Thursday, March 11, 2010

The end of public education?

I've just read how the KC school district is going to shut down nearly half (29 of 61) of their schools because of their budget crisis. Oh, I say they've seen nothing yet. As more and more state reek more and more red for their fiscal irresponsibilities as well as their dependence on a corrupt and bancrupt federal government, things are going to get a heck of a lot worse before they get better. Seems much of what I observed during my one year tenure is being verified.

Seems that KC is reeking in red ink so they have taken the what many see as drastic measure to balance the books by shutting 29 of their schools. For those that like percentages, that's 47.5% of their schools. As shocking as that number is, that wasn't the number that got my attention. Massive closures are something I do expect to happen in the years to come as it's inevitable given the corrupt and dysfunctional system we have today. It was the number of lay-offs. 750 people including 285 teachers. Think what that means for a sec. Of the 750 people, 285 are teachers. That's only 38%. That means 62% of the cuts in their labor costs are non-teachers. This comes as no surprise, but how little attention that's given. I've often state that the public education system is too top heavy. I remember all those administrators at Vallejo Unified that had names that sounded made up with 100K plus salary. With about 150 teachers total, that would be $75 a month increase for every one of those useless administrator and remember in the public education there's 112 administrator for every 100 teachers or 52.8% and they make at least $25k more than the highest paid teacher. Private education has 12 administrators for every 100 teachers or 10.7% and don't come close to ripping off the system with exaggerated overpayment. At least KC did one thing right, they're laying off a great deal more of the fat by having 62% of the lay offs administrative with is nearly 10% higher than the national average.
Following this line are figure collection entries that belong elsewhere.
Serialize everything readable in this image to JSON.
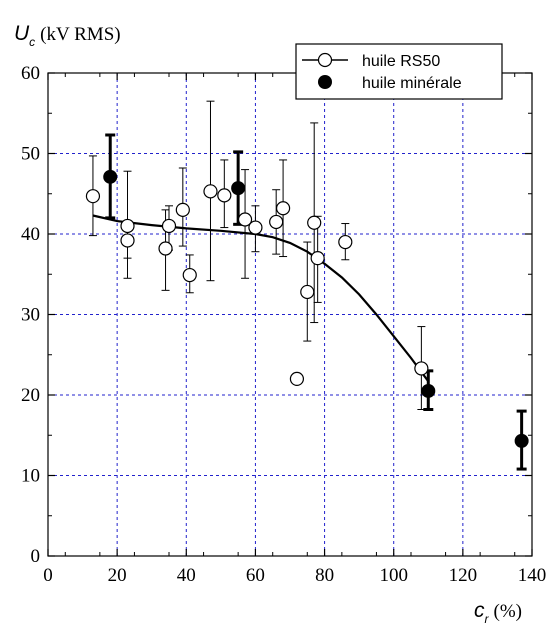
{
  "chart_data": {
    "type": "scatter",
    "title": "",
    "ylabel_symbol": "U",
    "ylabel_sub": "c",
    "ylabel_unit": "(kV RMS)",
    "xlabel_symbol": "c",
    "xlabel_sub": "r",
    "xlabel_unit": "(%)",
    "xlim": [
      0,
      140
    ],
    "ylim": [
      0,
      60
    ],
    "xticks": [
      0,
      20,
      40,
      60,
      80,
      100,
      120,
      140
    ],
    "yticks": [
      0,
      10,
      20,
      30,
      40,
      50,
      60
    ],
    "grid": true,
    "legend_position": "top-right",
    "series": [
      {
        "name": "huile RS50",
        "marker": "open-circle",
        "points": [
          {
            "x": 13,
            "y": 44.7,
            "err_low": 39.8,
            "err_high": 49.7
          },
          {
            "x": 23,
            "y": 39.2,
            "err_low": 34.5,
            "err_high": 41.5
          },
          {
            "x": 23,
            "y": 41.0,
            "err_low": 37.0,
            "err_high": 47.8
          },
          {
            "x": 34,
            "y": 38.2,
            "err_low": 33.0,
            "err_high": 43.0
          },
          {
            "x": 35,
            "y": 41.0,
            "err_low": 38.0,
            "err_high": 43.5
          },
          {
            "x": 39,
            "y": 43.0,
            "err_low": 38.5,
            "err_high": 48.2
          },
          {
            "x": 41,
            "y": 34.9,
            "err_low": 32.7,
            "err_high": 37.4
          },
          {
            "x": 47,
            "y": 45.3,
            "err_low": 34.2,
            "err_high": 56.5
          },
          {
            "x": 51,
            "y": 44.8,
            "err_low": 40.8,
            "err_high": 49.2
          },
          {
            "x": 57,
            "y": 41.8,
            "err_low": 34.5,
            "err_high": 48.0
          },
          {
            "x": 60,
            "y": 40.8,
            "err_low": 37.8,
            "err_high": 43.5
          },
          {
            "x": 66,
            "y": 41.5,
            "err_low": 37.5,
            "err_high": 45.5
          },
          {
            "x": 68,
            "y": 43.2,
            "err_low": 37.2,
            "err_high": 49.2
          },
          {
            "x": 72,
            "y": 22.0,
            "err_low": 21.4,
            "err_high": 22.6
          },
          {
            "x": 75,
            "y": 32.8,
            "err_low": 26.7,
            "err_high": 39.0
          },
          {
            "x": 77,
            "y": 41.4,
            "err_low": 29.0,
            "err_high": 53.8
          },
          {
            "x": 78,
            "y": 37.0,
            "err_low": 31.5,
            "err_high": 42.2
          },
          {
            "x": 86,
            "y": 39.0,
            "err_low": 36.8,
            "err_high": 41.3
          },
          {
            "x": 108,
            "y": 23.3,
            "err_low": 18.2,
            "err_high": 28.5
          }
        ]
      },
      {
        "name": "huile minérale",
        "marker": "filled-circle",
        "points": [
          {
            "x": 18,
            "y": 47.1,
            "err_low": 42.0,
            "err_high": 52.3
          },
          {
            "x": 55,
            "y": 45.7,
            "err_low": 41.2,
            "err_high": 50.2
          },
          {
            "x": 110,
            "y": 20.5,
            "err_low": 18.2,
            "err_high": 23.0
          },
          {
            "x": 137,
            "y": 14.3,
            "err_low": 10.8,
            "err_high": 18.0
          }
        ]
      }
    ],
    "fit_curve": {
      "x": [
        13,
        20,
        30,
        40,
        50,
        60,
        65,
        70,
        75,
        80,
        85,
        90,
        95,
        100,
        105,
        110
      ],
      "y": [
        42.3,
        41.6,
        41.1,
        40.7,
        40.4,
        40.0,
        39.6,
        38.9,
        37.8,
        36.3,
        34.6,
        32.5,
        30.0,
        27.3,
        24.6,
        21.7
      ]
    }
  }
}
Here in California, the strain is starting to crack the system. What was once a rich suburban school district, the one I graduated from in 1983, is now on the verge of complete financial ruin. When the town incorporated into a city, they imported city problems including disdaining the productive members of society and embracing the non-productive. Now mainly the non-productive live there bringing the crime and blight that comes with it. They got really hammered during the housing bubble burst. Now, to cut on the costs while avoiding closing those new schools they built, most less than 5 year old, they're going to end all athletics. No football, gymnastics, volleyball, basketball, softball, track, baseball, NADA! Never ever has it been heard that a school is shutting down their athletics department and if you're a student athlete trying to get a athletic scholarship. Well, you're SOL so either they're not going to go to that school or forfeit that option. Many schools are going to end their freshmen programs while cutting the arts, club, and music programs. What's an artist (I had one that had lost his interest in school since they didn't have art anymore), musician, and those interests out of the norm of reading, writing, arithmetic, history or science to do now?

I just recently found out the school that I speak with such esteem . . . ok contempt, has finally succumb to the rumors and reality. The Vallejo School District finally shut the school down. Frankly, for most of the teachers that worked there I feel their pain as I have been going through it for nearly 2 years now, but as for the administration that allowed the school to become the decadent institution that it was, I have no sympathy and find that in the darkness of this crisis, there is some ream of justice as those administrators did get their pinks as well. Most of the teachers, so far, will most likely find work else where, especially those in the math and sciences, but who will want to hire over priced administrators from a district that let gangs run wild? As well as for how much longer as the school districts go through more and more shrinkage? Not even in Detroit since they shut down 27 schools of their own though with 172 left, they haven't gone to the extreme KC has, but will you want to bring more of what's bringing you down and for how much longer can they avoid their shrinkage? Who knows.

I figured the public education system was in trouble. Nobody with a brain that actually works can deny that. What is surprising me is that despite the economic turmoil, I'm shocked that it's happening so radically so quickly. I guess I overestimated the government ability to keep the illusion any further as well as underestimated the school district's ability to face reality. The biggest question will be what will the governments and citizen will do about it. I find more and more are opting for home schooling. Given how the dangerous and dysfucntional nature of many of the schools are, that's a wise decision. The corrupt teacher's union that does nothing for the students, home schooling is gaining traction. One thing for sure, as budgets get more and more anemic, just crowding more students into fewer classroom isn't going to hold for much longer as it breeds more unsafe and disruptive environments. Given how all the arts, those subjects that gave us the education to have something after the 9 to 5 jobs, are now all but gone and the education system inability to education the few subject matters that they have now, without a major overhaul, this very well could be the beginning of the end of the great public experiment in education.